When the heap or the slot window is full, allocator.alloc() spin-waits on the shared cv. If the timeout_ms elapses with no progress, it throws std::runtime_error (typical wrappers: "HeapRing exhausted, increase heap_ring_size on Worker" or "task window full"). That bubbles out of Worker.run as a Python exception so users can recover or grow the ring instead of stalling forever. Default timeout: 10 s.

8c. Fork hygiene

DistWorker's ctor runs a one-shot fork_hygiene_once() step before it mmaps the heap. Two pieces:

  1. Thread-pool env defaultssetenv with overwrite=0:

    • OMP_NUM_THREADS=1
    • OPENBLAS_NUM_THREADS=1
    • MKL_NUM_THREADS=1
    • BLIS_NUM_THREADS=1
    • KMP_DUPLICATE_LIB_OK=TRUE (macOS only, tolerates duplicate libomp loads across Python / PyTorch / NumPy)

    These keep transitively-linked thread pools from spinning up worker threads we would then inherit across fork(). User-supplied values win.

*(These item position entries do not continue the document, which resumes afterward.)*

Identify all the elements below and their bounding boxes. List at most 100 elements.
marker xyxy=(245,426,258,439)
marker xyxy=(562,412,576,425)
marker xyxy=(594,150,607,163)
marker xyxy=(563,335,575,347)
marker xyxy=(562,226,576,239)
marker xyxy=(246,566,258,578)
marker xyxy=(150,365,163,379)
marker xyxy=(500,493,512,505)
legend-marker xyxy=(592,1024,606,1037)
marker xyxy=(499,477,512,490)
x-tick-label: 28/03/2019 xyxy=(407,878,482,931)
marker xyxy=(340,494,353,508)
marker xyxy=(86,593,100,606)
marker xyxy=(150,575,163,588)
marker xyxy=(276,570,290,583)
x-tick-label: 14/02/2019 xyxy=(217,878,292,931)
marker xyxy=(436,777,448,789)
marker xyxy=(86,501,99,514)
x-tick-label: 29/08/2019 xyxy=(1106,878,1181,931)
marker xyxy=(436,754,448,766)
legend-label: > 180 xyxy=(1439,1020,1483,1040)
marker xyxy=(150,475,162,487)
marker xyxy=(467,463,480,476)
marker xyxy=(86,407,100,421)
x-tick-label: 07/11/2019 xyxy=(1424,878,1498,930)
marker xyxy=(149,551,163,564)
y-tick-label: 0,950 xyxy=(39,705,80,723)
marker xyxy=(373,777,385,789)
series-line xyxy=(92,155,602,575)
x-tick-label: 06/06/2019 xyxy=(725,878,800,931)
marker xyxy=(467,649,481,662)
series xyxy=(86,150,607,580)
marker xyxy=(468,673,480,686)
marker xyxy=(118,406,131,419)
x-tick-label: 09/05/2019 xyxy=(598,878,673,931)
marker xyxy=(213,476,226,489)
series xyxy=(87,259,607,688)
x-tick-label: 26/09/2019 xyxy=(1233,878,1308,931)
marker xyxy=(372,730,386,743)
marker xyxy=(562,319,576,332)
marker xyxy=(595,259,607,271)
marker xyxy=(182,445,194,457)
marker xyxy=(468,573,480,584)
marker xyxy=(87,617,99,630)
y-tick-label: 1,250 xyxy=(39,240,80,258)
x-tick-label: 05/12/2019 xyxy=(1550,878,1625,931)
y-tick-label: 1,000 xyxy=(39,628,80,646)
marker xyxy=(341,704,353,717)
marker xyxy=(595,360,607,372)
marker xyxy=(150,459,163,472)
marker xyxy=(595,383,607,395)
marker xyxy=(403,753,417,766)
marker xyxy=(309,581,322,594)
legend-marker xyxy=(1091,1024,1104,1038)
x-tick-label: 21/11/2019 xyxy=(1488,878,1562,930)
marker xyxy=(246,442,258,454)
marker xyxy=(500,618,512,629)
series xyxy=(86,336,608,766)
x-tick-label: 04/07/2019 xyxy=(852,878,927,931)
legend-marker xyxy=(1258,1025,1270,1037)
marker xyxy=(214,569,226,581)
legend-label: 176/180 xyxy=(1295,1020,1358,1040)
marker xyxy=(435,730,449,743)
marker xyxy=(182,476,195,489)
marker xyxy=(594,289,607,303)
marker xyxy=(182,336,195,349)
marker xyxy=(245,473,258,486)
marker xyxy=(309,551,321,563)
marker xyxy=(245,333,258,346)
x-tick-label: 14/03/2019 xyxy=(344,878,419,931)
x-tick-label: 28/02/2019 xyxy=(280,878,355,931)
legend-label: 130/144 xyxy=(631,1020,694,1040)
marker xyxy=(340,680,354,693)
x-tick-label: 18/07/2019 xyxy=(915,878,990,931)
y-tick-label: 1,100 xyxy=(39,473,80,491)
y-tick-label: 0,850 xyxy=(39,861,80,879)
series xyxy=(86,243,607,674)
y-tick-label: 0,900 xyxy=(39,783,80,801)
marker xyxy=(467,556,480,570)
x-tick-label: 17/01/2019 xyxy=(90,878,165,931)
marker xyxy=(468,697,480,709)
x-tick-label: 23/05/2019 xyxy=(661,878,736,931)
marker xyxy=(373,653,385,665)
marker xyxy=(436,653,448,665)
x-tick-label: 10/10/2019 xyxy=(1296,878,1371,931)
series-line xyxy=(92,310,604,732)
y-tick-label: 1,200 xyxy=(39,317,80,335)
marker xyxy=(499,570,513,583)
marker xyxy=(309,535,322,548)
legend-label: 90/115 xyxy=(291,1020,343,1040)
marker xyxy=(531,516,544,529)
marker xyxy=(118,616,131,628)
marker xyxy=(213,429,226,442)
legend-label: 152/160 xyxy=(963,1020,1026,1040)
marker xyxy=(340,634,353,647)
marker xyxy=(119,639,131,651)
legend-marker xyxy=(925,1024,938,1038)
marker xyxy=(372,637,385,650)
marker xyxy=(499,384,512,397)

  2. pthread_atfork handler registered once per process. The handler is currently a landing pad; the Allocator's mutex is the only Worker-owned lock that matters today, and it is not held across any fork point. The handler documents the acquisition order we'll use as more locks are added in subsequent PRs (callable registry → worker manager → worker thread → scheduler → allocator → tensormap, coarse-to-fine).


9. Invariants

  1. Orch is single-threaded: only one thread ever calls submit_* or holds the Orchestrator. No locking is needed on TensorMap, Scope, or Ring-head for self-writes.
  2. Tags are consumed at submit: task_args.tag(i) is read only inside submit_*. Phases after submit (slot storage, dispatch, execution) do not see tags.
  3. Slot is parent-heap: all TaskSlotState state is in the parent process's heap. Child processes (PROCESS mode workers) never read slot state; they receive task data via the mailbox (see worker-manager.md §4).
  4. Ring.alloc is the only blocking point in Orch: submit_* never blocks except on ring pressure.
  5. Scope.register_task is idempotent per slot per scope level: each submitted slot gets exactly one scope ref at its current scope depth.